As they focus on the final 20 games of the season and try to make their climb up the standings, passing the Philadelphia 76ers with their victory on Saturday over the Minnesota Timberwolves, they are not focused on that big picture anymore.
The team is trying to focus on the little things and do the simple things to get them to the end of the season.
"It's just one game at a time and finding ways to win," coach Jamahl Mosley said after Saturday's win. "Sometimes you got to win in a close nailbiter, and sometimes you got to win by continuing to do the simple things over and over in an end-to-end win. No game is going to look the same. We have to continue to understand that as we go one game at a time down the stretch. It might be somebody different's night every night. Just keep hitting home runs on the singles and not hit home run plays. Dominate the simple is what we have to continue to do."

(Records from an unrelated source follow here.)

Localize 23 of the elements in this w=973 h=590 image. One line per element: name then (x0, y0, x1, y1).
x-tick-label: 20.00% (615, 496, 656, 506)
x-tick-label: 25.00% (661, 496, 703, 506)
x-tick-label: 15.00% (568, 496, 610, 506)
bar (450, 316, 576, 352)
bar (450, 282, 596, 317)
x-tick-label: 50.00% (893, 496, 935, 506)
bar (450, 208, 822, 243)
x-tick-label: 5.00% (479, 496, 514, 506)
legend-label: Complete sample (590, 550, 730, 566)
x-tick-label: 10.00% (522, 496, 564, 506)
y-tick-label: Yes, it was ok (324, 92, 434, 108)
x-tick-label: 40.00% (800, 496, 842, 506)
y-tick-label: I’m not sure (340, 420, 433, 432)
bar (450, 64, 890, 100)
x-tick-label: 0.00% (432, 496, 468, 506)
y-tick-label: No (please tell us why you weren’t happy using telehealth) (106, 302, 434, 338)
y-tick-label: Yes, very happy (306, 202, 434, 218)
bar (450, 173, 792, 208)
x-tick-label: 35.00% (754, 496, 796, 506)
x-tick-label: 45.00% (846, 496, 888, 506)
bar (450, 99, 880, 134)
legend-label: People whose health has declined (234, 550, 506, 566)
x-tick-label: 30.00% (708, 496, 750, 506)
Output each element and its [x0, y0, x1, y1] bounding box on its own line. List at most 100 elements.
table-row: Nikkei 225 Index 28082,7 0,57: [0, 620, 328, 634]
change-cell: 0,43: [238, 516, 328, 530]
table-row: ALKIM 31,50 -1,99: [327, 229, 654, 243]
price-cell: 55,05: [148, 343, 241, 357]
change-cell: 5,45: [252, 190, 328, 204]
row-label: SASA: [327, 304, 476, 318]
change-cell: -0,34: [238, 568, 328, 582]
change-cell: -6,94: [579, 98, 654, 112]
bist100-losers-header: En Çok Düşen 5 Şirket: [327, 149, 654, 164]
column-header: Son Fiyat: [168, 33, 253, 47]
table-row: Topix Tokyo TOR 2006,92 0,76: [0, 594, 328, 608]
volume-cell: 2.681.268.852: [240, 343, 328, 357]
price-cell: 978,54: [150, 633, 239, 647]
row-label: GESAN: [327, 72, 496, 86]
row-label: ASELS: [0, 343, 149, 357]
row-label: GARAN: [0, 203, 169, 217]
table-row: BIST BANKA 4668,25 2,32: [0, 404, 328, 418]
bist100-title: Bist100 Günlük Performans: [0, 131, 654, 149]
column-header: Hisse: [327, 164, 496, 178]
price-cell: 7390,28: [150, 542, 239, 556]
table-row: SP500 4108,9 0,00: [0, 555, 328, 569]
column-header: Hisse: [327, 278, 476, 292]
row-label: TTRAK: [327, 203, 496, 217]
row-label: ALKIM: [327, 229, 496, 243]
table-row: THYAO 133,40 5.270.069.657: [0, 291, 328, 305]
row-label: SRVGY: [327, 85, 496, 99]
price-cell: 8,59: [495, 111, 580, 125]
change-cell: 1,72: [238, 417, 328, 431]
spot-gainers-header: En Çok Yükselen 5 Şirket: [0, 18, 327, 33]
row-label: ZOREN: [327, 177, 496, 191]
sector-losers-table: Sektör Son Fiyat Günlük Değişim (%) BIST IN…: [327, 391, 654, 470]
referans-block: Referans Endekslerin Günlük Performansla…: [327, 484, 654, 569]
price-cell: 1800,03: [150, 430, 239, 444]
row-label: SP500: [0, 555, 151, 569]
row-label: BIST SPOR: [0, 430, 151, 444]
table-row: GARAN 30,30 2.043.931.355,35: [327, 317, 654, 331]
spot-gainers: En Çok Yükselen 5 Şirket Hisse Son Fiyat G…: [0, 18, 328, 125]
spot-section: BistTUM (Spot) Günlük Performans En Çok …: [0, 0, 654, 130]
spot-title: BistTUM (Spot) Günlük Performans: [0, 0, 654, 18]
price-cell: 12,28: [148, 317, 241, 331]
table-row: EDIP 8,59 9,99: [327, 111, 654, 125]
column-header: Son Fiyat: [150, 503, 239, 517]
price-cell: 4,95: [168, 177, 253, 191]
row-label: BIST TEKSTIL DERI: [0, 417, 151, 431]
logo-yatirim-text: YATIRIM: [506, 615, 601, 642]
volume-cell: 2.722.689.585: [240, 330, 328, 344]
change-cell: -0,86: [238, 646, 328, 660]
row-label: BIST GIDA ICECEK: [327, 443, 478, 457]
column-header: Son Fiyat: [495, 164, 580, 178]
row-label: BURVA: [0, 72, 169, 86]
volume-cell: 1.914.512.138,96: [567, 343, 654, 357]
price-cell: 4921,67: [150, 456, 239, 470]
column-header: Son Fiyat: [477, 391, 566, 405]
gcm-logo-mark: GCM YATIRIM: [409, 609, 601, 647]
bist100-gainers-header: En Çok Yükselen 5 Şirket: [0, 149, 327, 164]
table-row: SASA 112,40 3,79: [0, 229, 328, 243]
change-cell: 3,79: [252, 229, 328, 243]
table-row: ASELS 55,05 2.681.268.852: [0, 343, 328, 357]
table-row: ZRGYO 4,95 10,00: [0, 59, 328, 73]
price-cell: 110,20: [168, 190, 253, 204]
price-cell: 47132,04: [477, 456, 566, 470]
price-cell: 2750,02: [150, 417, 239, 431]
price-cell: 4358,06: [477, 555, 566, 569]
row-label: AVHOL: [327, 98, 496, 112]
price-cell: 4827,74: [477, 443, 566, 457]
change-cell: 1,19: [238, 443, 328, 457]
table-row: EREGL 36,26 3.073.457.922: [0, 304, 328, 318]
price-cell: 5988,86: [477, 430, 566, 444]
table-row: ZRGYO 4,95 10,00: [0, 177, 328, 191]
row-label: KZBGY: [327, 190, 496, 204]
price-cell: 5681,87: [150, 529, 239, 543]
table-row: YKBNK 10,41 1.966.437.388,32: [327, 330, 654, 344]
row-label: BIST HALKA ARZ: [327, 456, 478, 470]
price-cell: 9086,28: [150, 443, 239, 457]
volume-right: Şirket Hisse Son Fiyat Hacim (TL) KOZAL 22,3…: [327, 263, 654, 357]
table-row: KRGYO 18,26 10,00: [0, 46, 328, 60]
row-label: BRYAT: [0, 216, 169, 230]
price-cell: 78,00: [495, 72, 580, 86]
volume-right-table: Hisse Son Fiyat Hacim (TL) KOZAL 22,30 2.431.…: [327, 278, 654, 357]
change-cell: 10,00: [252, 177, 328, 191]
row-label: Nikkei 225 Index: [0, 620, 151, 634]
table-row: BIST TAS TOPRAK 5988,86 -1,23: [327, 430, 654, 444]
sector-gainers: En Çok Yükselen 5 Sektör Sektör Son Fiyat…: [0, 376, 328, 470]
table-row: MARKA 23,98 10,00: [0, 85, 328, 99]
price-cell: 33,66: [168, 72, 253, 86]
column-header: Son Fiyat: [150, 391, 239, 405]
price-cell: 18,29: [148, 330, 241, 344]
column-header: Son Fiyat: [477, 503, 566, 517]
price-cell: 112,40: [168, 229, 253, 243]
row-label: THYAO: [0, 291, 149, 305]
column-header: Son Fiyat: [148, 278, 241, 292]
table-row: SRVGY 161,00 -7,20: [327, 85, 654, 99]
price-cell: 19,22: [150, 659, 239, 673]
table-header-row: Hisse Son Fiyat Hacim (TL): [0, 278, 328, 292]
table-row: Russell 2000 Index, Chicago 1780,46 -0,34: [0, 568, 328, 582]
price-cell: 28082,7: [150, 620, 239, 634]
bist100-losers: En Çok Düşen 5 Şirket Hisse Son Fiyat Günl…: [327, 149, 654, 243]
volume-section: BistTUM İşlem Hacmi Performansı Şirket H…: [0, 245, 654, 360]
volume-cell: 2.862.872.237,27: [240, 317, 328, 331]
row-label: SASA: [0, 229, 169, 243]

The Magic are doing the simple things a whole lot more. And that has helped them pick up steam and win nine of the last 13 games.
Orlando is indeed picking up steam. And there are more men on base to bring home.
Dominating the simple
Dominate the simple has been a message the Orlando Magic have been trying to internalize. This is a young, impressionable team, and they can often get out of control or try to do too much, making overzealous or aggressive plays rather than executing the simple things that build up into wins.
Orlando has found a bit of a groove by narrowing their focus. It is not about those missed expectations about focusing on what the team can do right now.
The Magic have greatly improved since the All-Star break, even accounting for some weaker competition.
Orlando is 14th in offensive rating at 114.2 points per 100 possessions and sixth in defensive rating at 106.6 points per 100 possessions. More importantly, the Magic are 6-3 in the nine games since the break. They have put together wins at a rate they have not since November.
"I think the biggest thing is to keep improving," Desmond Bane said in the locker room after Saturday's game. "You want to be going like this going into this part of the season. Coming off All-Star break, I feel like we're playing better basketball. For the most part, we are playing better and more sound on both sides of the floor. Need to continue trending in that direction."
As Bane has said repeatedly for the last few weeks, the Magic are trending in the right direction. Everything supports that.
But that is still something the team needs to carefully maintain. It can slip just as quickly as that confidence can build.
The Orlando Magic needed to rescue themselves against the Dallas Mavericks on Thursday, pulling a game out of nowhere in the dying seconds to show their resolve. They had a very different game but an equally loud statement in Saturday's game.
The most important game
None of it matters, though, if the Orlando Magic do not follow with a win Sunday in Milwaukee. They are still trying to build game-by-game.
And the most important game is the next one.
"It's important, especially now after All-Star," Wendell Carter said in the locker room after Saturday's game. "This is nitty-gritty time. These teams that are around us in the standings. We're a half a game, one game separating all of us. Every game is important at this moment. Not saying that they weren't before. But it's now or never. We've been doing a really good job of after a game like this, we move on. After tomorrow's game, we move on and continue to stack as many wins as possible."
This Magic team never lost its confidence.
Paolo Banchero told the Amazon Prime broadcast after Saturday's game that the team still believes it can make noise in the Eastern Conference if it can get fully healthy and in rhythm. That will be the challenge with so little time left in the season.
But the team cannot think about all the big-picturing things. They cannot think about what could be or might be. They cannot think about what they will do in April or May.
They have to start with the game in front of them and the challenge that presents. And then they have to beat the next challenge after that one at a time.
"It's just one game at a time," Paolo Banchero said after Saturday's game. "Can't get too high, can't get too low. Still a lot of games left and a lot of basketball to be played. Tonight was a huge win. We can't get too excited. Have to be ready to go [Sunday] against Milwaukee."